いきるための芸術の記録

荒地と廃墟の楽園より

理想の暮らしの次に展開すること。

正直な言葉がいい。今朝起きて波乗りに行った。まだ秋のはじまりで、それほど寒くない。南風だと波が良いと理解していたけれど、どうもそういうことでもないと分かって、天気が良い日は、毎日、海の様子を見に行くことになった。

家から海まではクルマで20分ほど。クルマを停めて海が見える瞬間まで、どういう波なのかワクワクする。今日の海は少し荒れていて、おまけに波が大きかった。海に入って波に向かってパドリングしたけれど、到底、自分の力量では乗れる気がしなかった。自然は、ときに途轍もないエネルギーを巻き起こす。乗りこなせないから小さな波で少し遊んで帰ることにした。

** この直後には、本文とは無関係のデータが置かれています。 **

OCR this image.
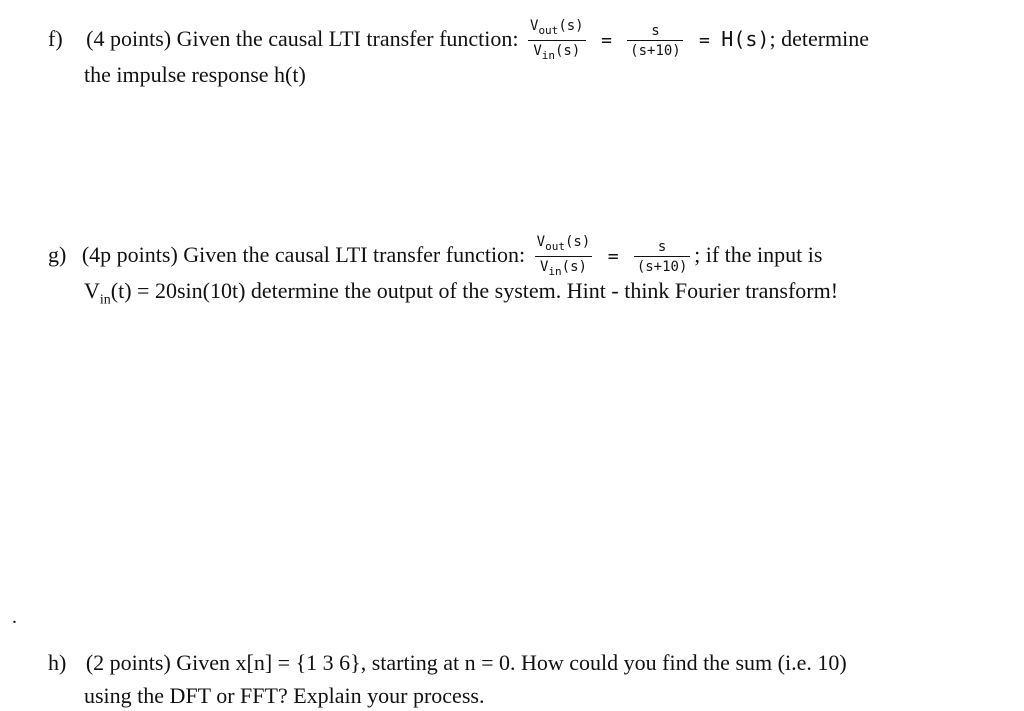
f) (4 points) Given the causal LTI transfer function: $\frac{V_{out}(s)}{V_{in}(s)} = \frac{s}{(s+10)} = H(s)$; determine
the impulse response h(t)
g) (4p points) Given the causal LTI transfer function: $\frac{V_{out}(s)}{V_{in}(s)} = \frac{s}{(s+10)}$ ; if the input is
$V_{in}(t) = 20\sin(10t)$ determine the output of the system. Hint - think Fourier transform!
.
h) (2 points) Given x[n] = {1 3 6}, starting at n = 0. How could you find the sum (i.e. 10)
using the DFT or FFT? Explain your process.
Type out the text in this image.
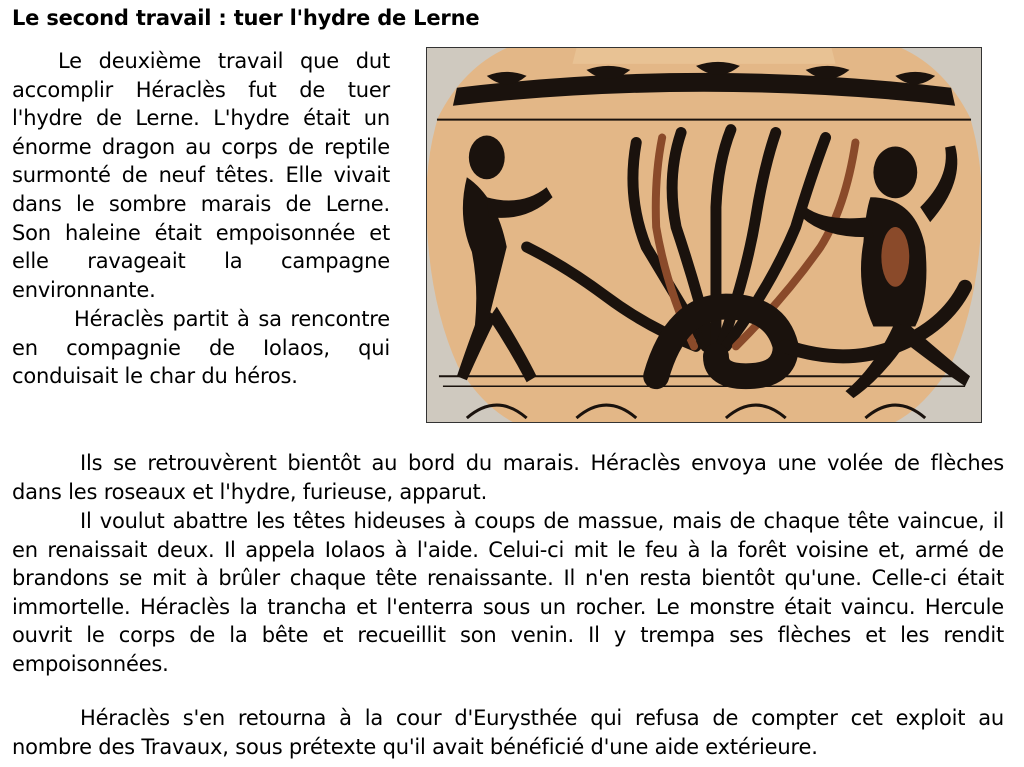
Le second travail : tuer l'hydre de Lerne

Le deuxième travail que dut accomplir Héraclès fut de tuer l'hydre de Lerne. L'hydre était un énorme dragon au corps de reptile surmonté de neuf têtes. Elle vivait dans le sombre marais de Lerne. Son haleine était empoisonnée et elle ravageait la campagne environnante.

Héraclès partit à sa rencontre en compagnie de Iolaos, qui conduisait le char du héros.

Ils se retrouvèrent bientôt au bord du marais. Héraclès envoya une volée de flèches dans les roseaux et l'hydre, furieuse, apparut.

Il voulut abattre les têtes hideuses à coups de massue, mais de chaque tête vaincue, il en renaissait deux. Il appela Iolaos à l'aide. Celui-ci mit le feu à la forêt voisine et, armé de brandons se mit à brûler chaque tête renaissante. Il n'en resta bientôt qu'une. Celle-ci était immortelle. Héraclès la trancha et l'enterra sous un rocher. Le monstre était vaincu. Hercule ouvrit le corps de la bête et recueillit son venin. Il y trempa ses flèches et les rendit empoisonnées.

Héraclès s'en retourna à la cour d'Eurysthée qui refusa de compter cet exploit au nombre des Travaux, sous prétexte qu'il avait bénéficié d'une aide extérieure.
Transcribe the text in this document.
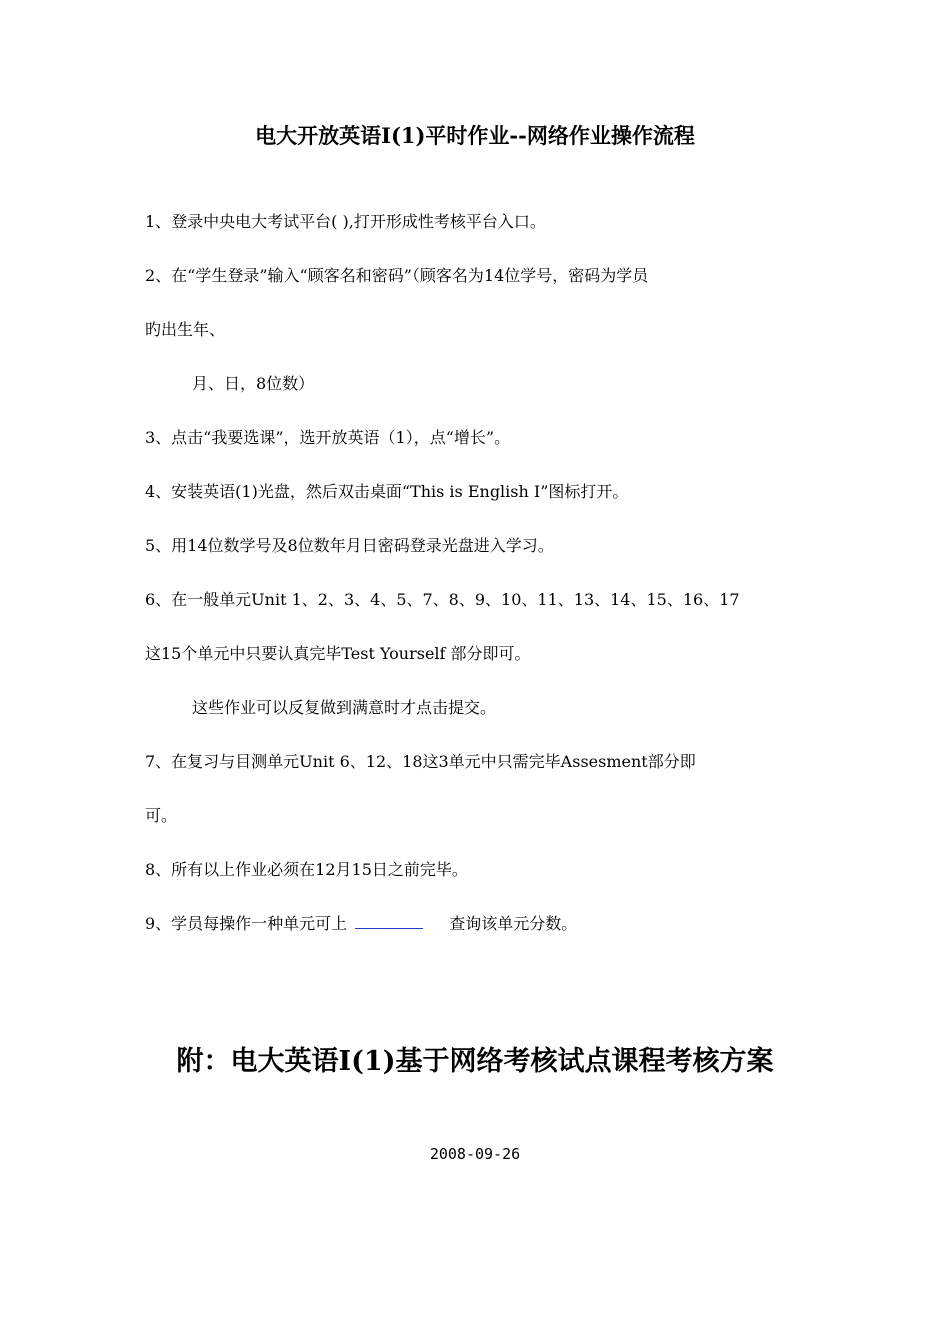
电大开放英语Ⅰ(1)平时作业--网络作业操作流程

1、登录中央电大考试平台( ),打开形成性考核平台入口。

2、在“学生登录”输入“顾客名和密码”（顾客名为14位学号，密码为学员

旳出生年、

月、日，8位数）

3、点击“我要选课”，选开放英语（1），点“增长”。

4、安装英语(1)光盘，然后双击桌面“This is English I”图标打开。

5、用14位数学号及8位数年月日密码登录光盘进入学习。

6、在一般单元Unit 1、2、3、4、5、7、8、9、10、11、13、14、15、16、17

这15个单元中只要认真完毕Test Yourself 部分即可。

这些作业可以反复做到满意时才点击提交。

7、在复习与目测单元Unit 6、12、18这3单元中只需完毕Assesment部分即

可。

8、所有以上作业必须在12月15日之前完毕。

9、学员每操作一种单元可上	查询该单元分数。

附：电大英语Ⅰ(1)基于网络考核试点课程考核方案
2008-09-26
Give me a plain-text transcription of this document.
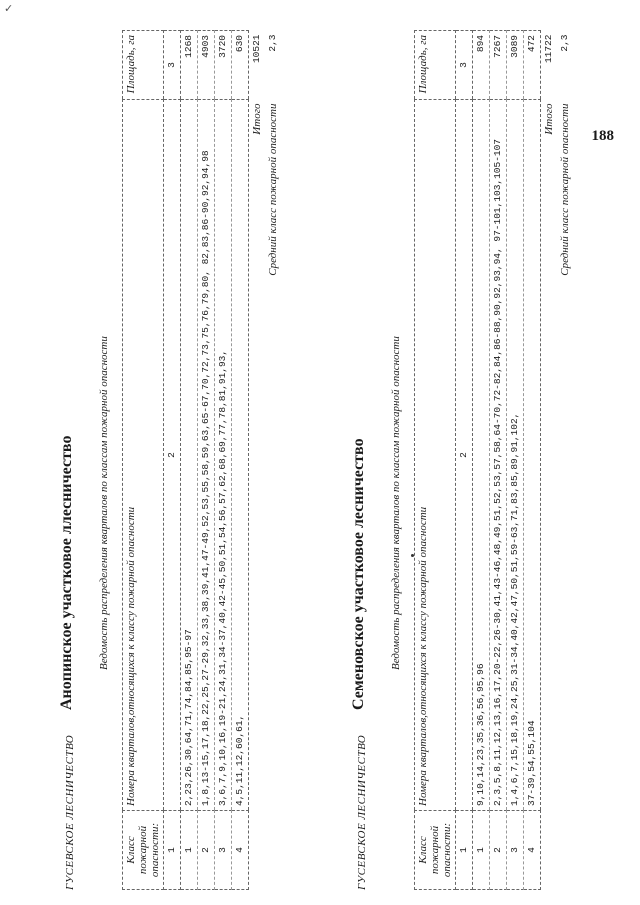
✓
188
ГУСЕВСКОЕ ЛЕСНИЧЕСТВО
Анопинское участковое ллесничество Ведомость распределения кварталов по классам пожарной опасности
Класс пожарной опасности:	Номера кварталов,относящихся к классу пожарной опасности	Площадь, га
1	2	3
1	2,23,26,30,64,71,74,84,85,95-97	1268
2	1,8,13-15,17,18,22,25,27-29,32,33,38,39,41,47-49,52,53,55,58,59,63,65-67,70,72,73,75,76,79,80, 82,83,86-90,92,94,98	4903
3	3,6,7,9,10,16,19-21,24,31,34-37,40,42-45,50,51,54,56,57,62,68,69,77,78,81,91,93,	3720
4	4,5,11,12,60,61,	630
	Итого	10521
	Средний класс пожарной опасности	2,3
ГУСЕВСКОЕ ЛЕСНИЧЕСТВО
Семеновское участковое лесничество Ведомость распределения кварталов по классам пожарной опасности
Класс пожарной опасности:	Номера кварталов,относящихся к классу пожарной опасности	Площадь, га
1	2	3
1	9,10,14,23,35,36,56,95,96	894
2	2,3,5,8,11,12,13,16,17,20-22,26-30,41,43-46,48,49,51,52,53,57,58,64-70,72-82,84,86-88,90,92,93,94, 97-101,103,105-107	7267
3	1,4,6,7,15,18,19,24,25,31-34,40,42,47,50,51,59-63,71,83,85,89,91,102,	3089
4	37-39,54,55,104	472
	Итого	11722
	Средний класс пожарной опасности	2,3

身体と精神は繋がっていると感じる。ストレッチをするとき、手足の先に感覚を持っていく。自分の身体の隅々まで感じるようにしている。身体と向き合うことをどこかで習った訳ではないけれど、30代になって運動するようになって自然にそうするようになった。

「生活をつくる」という活動が続いていて、廃墟の改修もいよいよ完成に近づいている。もはや、他人から見たらもう完成しているのに何をやっているのか、という領域だけれど「神は細部に宿る」という言葉もある。慌てて仕事を終わらせても、対価のある頼まれ仕事でもないから、丁寧に自分が納得するまでやった方が、のちに残る仕事になる。一度完成した仕事にもう一度手をつけることは滅多にない。だからやれるときにとことんやった方がいい。

今、注目しているは土器だ。googleで「世界の土器」で検索している。人類の活動のなかで、土器の発明と創造は、人間に表現するチカラを与えた。文字はもっと根源的な表現の発明だっただろうと思う。そうやって現在の人間が駆使している能力の源流を辿るのが面白い。

理想の生活をつくって、いよいよ何をしてもいいという状況になって、自分が向かっているのが「ファンタジー」で驚いた。そもそも小説を書こうとして、アート作品をつくるようになった。小説はどれだけ想像世界を構築できるか、という遊びだった。フィールドは頭の中にあるから、永遠に広げていける。これもまた危険な遊戯だ。

もし小説を書くなら、かなりコントロールして取り組む必要がある。そもそも、これがお金になるなんて程遠い話でもある。まあ、と分かっていても、やりたくなったらはじめてしまうのだろう。家の改修もサーフィンもお金になる仕事でも何でもないのだし。

「生活をつくる」という活動は、人類必須の科目だと思っている。ひとりひとりが理想の生活を手にすることができれば、世界はずっと美しく住みやすくなる。理想と向き合ったとき、人はそれほど多くを望まなくなる、と思う。実際には訊ねて歩いた訳じゃないから、どうなんだろうか。

自分が生活をつくることに成功したら、きっと多くの人が同じようにやると思っていた。少しの努力をすれば、ライフタイルをつくり変えることができる。それは夢を実現させることでもある。ところが、それほど自分を変えるという欲求を持っている人は多くない。不満を抱きながらも現状に居座ってしまう。少しでも自分のしたことを、そのよかったところを人に伝えたいと考えて本を書いた。出版に向けて準備をしている。

まあとにかく大真面目に生きている。中途半端はよくないから、このまま突き進もうと思う。ドキュメンタリーよりも、ファンタジーにした方が伝わりやすいと考えている。一周回って、本来やりたかったことに戻ってきた。惑星は回転しているのだから、あらゆることも回転しているのかもしれない。自分を中心軸に回転すれば、何事にも振り回されない。